La perdición del toro es su constancia, su persistencia. La ilusión de creer que al perseguir sin tregua el capote logrará darle alcance. La gracia del torero consiste en alimentar esa ilusión, en acercarle con todo el arte posible el capote, el objetivo. Dicen que el mejor toro es el que se entrega a esta faena con la mayor bravura posible.
En Vivir para contarla, García Márquez cuenta que sorteó una embestida feroz de su madre, Luisa Santiaga, con una verónica larga. Quizás sea la mejor suerte que enseña este arte, cómo sobrevivir a esas embestidas. Se necesita valor: anoche soñé que un toro me perseguía y lo mejor que pude hacer fue correr entre una maraña, entre un laberinto vegetal, con la esperanza de que se cansara o se perdiera. La verónica larga necesita buen humor, no miedo.
Si por un instante el toro se entregara al recuerdo de la dehesa donde fue feliz, dejaría de correr. Sería el final de las corridas. Sería enviado de regreso al coso.

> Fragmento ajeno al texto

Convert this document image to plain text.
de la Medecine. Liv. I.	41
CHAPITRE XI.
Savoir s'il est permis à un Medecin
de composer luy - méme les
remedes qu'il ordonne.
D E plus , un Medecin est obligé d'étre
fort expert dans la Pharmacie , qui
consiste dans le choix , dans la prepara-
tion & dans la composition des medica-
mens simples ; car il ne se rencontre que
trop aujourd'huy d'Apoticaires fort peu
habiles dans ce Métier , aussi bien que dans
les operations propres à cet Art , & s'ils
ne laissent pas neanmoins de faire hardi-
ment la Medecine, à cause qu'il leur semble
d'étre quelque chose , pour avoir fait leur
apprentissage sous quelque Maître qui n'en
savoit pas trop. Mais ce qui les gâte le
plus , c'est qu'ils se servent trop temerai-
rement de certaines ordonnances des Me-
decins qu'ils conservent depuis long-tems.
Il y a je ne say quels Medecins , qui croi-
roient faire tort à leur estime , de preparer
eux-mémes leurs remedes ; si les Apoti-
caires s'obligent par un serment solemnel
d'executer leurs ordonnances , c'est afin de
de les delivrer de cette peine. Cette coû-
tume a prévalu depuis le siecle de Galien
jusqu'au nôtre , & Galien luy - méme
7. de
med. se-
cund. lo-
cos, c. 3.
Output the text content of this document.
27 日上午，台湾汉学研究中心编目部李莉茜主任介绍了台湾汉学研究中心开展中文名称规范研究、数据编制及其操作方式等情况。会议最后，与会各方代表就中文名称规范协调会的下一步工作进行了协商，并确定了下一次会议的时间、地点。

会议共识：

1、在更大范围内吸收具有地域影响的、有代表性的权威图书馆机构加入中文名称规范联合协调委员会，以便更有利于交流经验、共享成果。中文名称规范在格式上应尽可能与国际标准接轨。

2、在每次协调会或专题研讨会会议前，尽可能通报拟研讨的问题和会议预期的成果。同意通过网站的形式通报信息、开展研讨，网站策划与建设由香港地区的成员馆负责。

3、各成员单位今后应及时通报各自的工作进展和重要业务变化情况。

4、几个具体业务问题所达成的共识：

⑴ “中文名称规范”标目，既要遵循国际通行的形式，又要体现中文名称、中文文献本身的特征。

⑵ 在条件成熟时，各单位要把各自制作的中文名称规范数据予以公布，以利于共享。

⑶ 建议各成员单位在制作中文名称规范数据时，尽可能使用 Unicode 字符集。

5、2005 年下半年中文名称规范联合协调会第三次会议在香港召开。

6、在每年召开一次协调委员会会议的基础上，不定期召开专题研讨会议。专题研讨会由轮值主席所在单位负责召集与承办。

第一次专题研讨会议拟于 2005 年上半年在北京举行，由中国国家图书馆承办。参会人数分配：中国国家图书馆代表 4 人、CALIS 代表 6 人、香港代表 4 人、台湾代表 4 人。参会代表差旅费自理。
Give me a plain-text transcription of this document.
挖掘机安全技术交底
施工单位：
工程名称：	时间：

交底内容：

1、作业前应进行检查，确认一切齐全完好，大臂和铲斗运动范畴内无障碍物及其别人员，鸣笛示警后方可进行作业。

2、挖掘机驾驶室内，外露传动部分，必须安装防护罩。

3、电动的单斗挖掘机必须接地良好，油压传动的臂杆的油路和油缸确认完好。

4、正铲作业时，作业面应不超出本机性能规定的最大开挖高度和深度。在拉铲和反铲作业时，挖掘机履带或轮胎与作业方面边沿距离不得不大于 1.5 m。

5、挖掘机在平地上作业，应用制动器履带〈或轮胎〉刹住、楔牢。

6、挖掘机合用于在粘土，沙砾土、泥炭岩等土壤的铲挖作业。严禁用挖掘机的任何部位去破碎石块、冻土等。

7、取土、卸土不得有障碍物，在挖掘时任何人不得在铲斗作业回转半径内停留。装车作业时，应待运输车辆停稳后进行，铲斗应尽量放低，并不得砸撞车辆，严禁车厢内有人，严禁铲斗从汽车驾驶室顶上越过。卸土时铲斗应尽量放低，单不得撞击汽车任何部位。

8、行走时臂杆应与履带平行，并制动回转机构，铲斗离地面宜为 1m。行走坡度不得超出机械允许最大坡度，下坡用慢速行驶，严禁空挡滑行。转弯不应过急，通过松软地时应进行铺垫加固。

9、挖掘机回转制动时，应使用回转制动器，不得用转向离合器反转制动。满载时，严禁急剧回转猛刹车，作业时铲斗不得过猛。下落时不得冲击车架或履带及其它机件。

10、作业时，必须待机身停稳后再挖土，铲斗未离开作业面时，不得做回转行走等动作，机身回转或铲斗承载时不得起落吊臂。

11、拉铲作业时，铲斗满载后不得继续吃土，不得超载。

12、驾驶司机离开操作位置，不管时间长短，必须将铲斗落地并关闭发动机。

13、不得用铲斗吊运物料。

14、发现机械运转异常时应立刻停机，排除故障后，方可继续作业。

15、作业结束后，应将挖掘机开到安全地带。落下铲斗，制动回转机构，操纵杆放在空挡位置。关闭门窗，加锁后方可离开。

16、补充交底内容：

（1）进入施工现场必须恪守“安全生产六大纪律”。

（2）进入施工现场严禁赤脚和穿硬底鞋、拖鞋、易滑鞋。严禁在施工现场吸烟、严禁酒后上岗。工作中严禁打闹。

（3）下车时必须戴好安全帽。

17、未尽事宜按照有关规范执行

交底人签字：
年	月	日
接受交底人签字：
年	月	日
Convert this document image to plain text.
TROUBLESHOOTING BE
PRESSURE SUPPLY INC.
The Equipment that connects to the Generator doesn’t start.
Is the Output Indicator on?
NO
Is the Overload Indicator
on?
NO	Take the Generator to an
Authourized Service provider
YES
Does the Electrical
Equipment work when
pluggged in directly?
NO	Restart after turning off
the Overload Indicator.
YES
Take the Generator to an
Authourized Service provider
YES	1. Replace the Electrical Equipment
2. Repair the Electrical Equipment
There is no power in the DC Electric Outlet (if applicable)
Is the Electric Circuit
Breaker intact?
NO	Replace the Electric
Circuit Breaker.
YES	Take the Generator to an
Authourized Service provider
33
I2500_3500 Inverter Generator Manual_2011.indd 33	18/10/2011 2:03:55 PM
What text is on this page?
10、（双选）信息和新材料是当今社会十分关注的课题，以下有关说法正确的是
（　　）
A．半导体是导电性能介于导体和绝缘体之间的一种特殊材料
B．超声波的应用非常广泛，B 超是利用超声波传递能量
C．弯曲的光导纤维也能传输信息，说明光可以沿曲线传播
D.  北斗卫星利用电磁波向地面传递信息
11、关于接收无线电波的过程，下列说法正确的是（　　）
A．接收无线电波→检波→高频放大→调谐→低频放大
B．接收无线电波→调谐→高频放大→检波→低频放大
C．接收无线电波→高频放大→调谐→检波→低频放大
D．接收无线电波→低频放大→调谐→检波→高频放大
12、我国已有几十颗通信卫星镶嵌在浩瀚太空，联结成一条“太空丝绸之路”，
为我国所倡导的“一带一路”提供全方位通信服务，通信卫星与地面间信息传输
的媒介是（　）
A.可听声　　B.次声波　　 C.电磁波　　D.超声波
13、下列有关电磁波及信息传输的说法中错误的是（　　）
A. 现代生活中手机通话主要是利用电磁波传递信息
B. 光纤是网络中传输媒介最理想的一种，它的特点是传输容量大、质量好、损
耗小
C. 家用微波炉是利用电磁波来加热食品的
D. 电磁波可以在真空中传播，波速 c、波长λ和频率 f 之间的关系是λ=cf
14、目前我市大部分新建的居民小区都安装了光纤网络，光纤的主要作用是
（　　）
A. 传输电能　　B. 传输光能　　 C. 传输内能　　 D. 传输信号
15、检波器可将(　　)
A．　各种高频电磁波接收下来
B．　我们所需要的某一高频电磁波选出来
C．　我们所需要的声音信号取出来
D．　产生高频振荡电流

Pero el toro no tiene otra opción que ser fiel a sí mismo, a su naturaleza. Es su casta, como la llaman los taurófilos, ese oximorón que define a quienes su amor por el toro solo puede ser saciado con su muerte en el ruedo. Del sueño me quedó el recuerdo de su respiración acelerada, símbolo de su búsqueda infatigable. Esta mañana me puse su cabeza. Amanecí convertido en minotauro. Cin cin.